Sources from within the studio speaking with Kotaku’s Jason Schreier said that the game wouldn’t star a new human character as seen in the demo of the game shown by LucasArts across 2012. Instead, the game was going to actually be a sequel of sorts starring one of Star Wars’ best-loved characters: the bounty hunter Boba Fett.
It may have ended up being a dud, much like the Force Unleashed games, but as with anything that has been cancelled, it will likely go down in history as the game that people have been clamoring for since LucasArts made the disappointing PlayStation 2 game Star Wars: Bounty Hunter starring Jango Fett, Boba’s less interesting father from George Lucas’ film Star Wars: Attack of the Clones.
Little work had been done on Star Wars 1313 since Disney acquired LucasFilm for $4 billion in October.
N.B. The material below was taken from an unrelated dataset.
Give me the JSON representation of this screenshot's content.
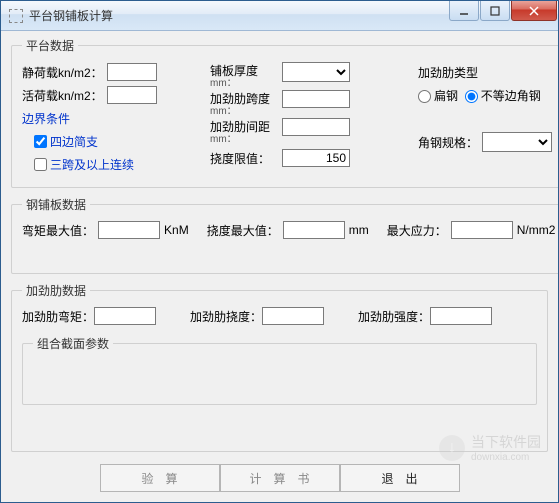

Development was stopped in the fall while the studio’s new owner decided whether or not to keep developing games in house.
“1313 was always in danger of not being made,” said Kotaku’s source.
Fans disappointed that they won’t get to play a game starring Boba Fett should take heart. Disney has insisted that Star Wars video games will still get made, they will just be made by outside studios using the license. With a Boba Fett movie on the horizon, there’s little doubt that one of those licensed games produced by an outside studio will star Han Solo’s nemesis.
LucasArts is just the latest Disney-owned game development studio to get shut down. Since 2009, Disney has slowly closed all of its biggest studios, including Split Second studio Black Rock and Epic Mickey studio Junction Point. Tent pole releases like the upcoming Skylanders competitor Disney Infinity have been farmed out to independents like Avalanche Studios (Just Cause).